Захар Дмитрич давно болел легкими. А этой зимой вдруг резко исхудал, потерял аппетит и стал почти невесомым. Но утром встанет – кашу сварит, посуду помоет, хотел быть полезным и незаметным – чтобы никого не тревожить.
А вот сегодня заставил жену перепугаться – дышал тяжело, в груди хрипы, температуру померила старику – 34. Шелестит губами едва слышно – видно, что отходит...
Молодой врач со «скорой» хотел во что бы то ни стало вернуть Захара Дмитрича с полдороги в рай...
– Повезем в больницу.
Старик мотал головой: не надо.
Сын стал писать отказ.
Но парнишка на «скорой» упорный, чуть не плачет, уговорил:
– Ну что ж вы! Мы все сделаем! Вот увидите!
Захар Дмитрич кивнул: мол, как хотите...
Сделали уколы, дали кислородную маску.
В машине «скорой» сын снял с себя дубленку, положил отцу под голову. Сверху прикрыл старика взятым из дома одеялом: только теперь заметил, какое оно ветхое! Захар Дмитрич о других пекся, а себя словно стеснялся, для себя – в последнюю очередь.
Вот и сейчас прохрипел:
– Ты чего куртку снял, замерзнешь...
А у самого руки ледяные.
– Держись, дедуля! – подбадривает молодой враченок.
– Как твое имя? – по слогам выговаривает Захар Дмитрич.
– Какое это имеет значение?
Через некоторое время паренек спрашивает:
– Как чувствуете себя?
Захар Дмитрич хитрит:
– Ты мне имя не говоришь...
– Да Алеша я, Алеша!..
В приемном покое Захар Дмитрич немного согрелся под двумя одеялами и даже пытался пошутить с женой и сыном. Но говорить было еще трудней.
Лежал, тяжело дыша, и ворочался, потом просипел, что устал и хочет спать. Устроился поудобнее, повернулся на бок, три раза вздохнул и затих...

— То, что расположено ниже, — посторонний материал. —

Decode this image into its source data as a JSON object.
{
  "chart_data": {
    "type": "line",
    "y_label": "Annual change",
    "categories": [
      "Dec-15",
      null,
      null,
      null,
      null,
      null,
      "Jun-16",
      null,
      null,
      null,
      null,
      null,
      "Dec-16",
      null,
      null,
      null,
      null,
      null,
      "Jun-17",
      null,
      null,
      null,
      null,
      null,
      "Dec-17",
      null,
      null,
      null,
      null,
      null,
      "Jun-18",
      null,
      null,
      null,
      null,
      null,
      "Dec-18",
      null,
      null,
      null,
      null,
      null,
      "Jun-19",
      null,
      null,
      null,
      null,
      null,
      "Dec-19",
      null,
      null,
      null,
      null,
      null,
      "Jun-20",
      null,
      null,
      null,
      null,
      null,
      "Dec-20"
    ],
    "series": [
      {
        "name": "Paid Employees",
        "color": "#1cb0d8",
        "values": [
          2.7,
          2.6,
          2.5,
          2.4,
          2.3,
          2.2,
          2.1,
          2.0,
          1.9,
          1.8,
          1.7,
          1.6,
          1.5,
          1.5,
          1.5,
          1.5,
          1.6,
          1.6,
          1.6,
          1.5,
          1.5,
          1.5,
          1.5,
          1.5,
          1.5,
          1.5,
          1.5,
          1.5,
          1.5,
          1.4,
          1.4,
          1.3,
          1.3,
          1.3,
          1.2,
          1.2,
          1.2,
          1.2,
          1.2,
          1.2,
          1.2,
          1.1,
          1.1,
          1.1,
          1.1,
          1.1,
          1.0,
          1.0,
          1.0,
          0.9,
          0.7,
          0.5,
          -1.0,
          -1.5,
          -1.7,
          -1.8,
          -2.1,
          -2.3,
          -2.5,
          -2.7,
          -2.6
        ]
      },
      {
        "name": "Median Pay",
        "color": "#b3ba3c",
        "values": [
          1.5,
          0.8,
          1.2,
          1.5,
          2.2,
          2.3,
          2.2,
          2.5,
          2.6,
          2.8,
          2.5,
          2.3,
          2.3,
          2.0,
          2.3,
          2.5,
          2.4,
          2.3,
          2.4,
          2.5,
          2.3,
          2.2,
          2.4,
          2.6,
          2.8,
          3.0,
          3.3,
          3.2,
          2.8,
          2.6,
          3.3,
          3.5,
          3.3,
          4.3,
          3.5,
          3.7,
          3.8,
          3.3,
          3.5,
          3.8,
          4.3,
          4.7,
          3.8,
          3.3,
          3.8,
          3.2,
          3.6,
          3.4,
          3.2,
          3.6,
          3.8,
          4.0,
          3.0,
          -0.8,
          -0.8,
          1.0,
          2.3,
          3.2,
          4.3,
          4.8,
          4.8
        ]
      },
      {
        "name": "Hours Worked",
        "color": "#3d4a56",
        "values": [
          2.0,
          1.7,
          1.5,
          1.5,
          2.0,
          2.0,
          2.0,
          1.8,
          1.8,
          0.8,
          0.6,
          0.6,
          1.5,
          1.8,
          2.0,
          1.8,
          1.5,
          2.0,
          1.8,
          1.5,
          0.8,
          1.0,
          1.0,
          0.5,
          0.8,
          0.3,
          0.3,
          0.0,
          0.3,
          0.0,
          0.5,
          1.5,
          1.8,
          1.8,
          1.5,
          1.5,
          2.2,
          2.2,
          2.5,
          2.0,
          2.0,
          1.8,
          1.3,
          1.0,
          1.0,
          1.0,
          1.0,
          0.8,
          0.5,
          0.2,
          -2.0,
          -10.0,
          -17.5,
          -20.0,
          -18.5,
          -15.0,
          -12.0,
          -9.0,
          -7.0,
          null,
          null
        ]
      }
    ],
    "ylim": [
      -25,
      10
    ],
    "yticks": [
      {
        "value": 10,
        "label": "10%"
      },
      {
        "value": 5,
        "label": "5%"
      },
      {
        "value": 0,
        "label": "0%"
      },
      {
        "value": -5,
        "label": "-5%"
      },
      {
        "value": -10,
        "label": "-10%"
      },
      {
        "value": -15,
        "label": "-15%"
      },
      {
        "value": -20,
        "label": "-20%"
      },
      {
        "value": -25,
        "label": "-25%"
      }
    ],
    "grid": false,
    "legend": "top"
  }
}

Жена сразу почувствовала – все кончено. Ушел родимый.
Сын прибежал из магазина с кульками и оторопел – понял. И знал ведь, что отец болеет, но страшное и непреложное – «умри» – бьет молнией.
Уже не повезут ни на кардиологию, ни на терапию: видимо, врачи чуяли.
И жена чуяла, вчера отмечали день рождения мужа, а радости как не бывало, щемило сердце, и покоя не найти. Он ночь не спал. Она возле него с лекарствами. Измученные оба, но все-таки еще вместе... И сейчас вместе, но вот уже скоро его увезут под белой простыней, а она домой в мокром тяжелом пальто. Одна.
Оставлено под простынею тело. Морг откроется утром. Тогда и перенесут.
Опустел приемный покой.
Пополнился другой приемный...
ПОКОЙ.
Черный шар
Часть 1
Благословляю тебя, Повелитель богов, За несчастье, Что стряслось надо мною, Безгрешным ребенком...
Египет. Надгробная стела эпохи Птолемеев
Встречи на Марата
Писатель Гулый на первый взгляд казался обыкновенным забулдыгой: вечно всклокоченный, в кримпленовых брюках и женской кофте, со следами несвежести на лице. Он напоминал плохо скроенную вещь, которая после первой же стирки безнадежно перекосилась. В дальнейшем вещица полиняла и в некоторых местах даже треснула по швам. Когда-то Гулый работал фельдшером, теперь же, получив инвалидность по болезни, проводил свободное время за печатной машинкой, сочиняя роман страниц этак на двести. Он разживался бумажными неликвидами на фабрике, добросовестно исписывал их и вечерами выносил на помойку корзины отвергнутых мыслей.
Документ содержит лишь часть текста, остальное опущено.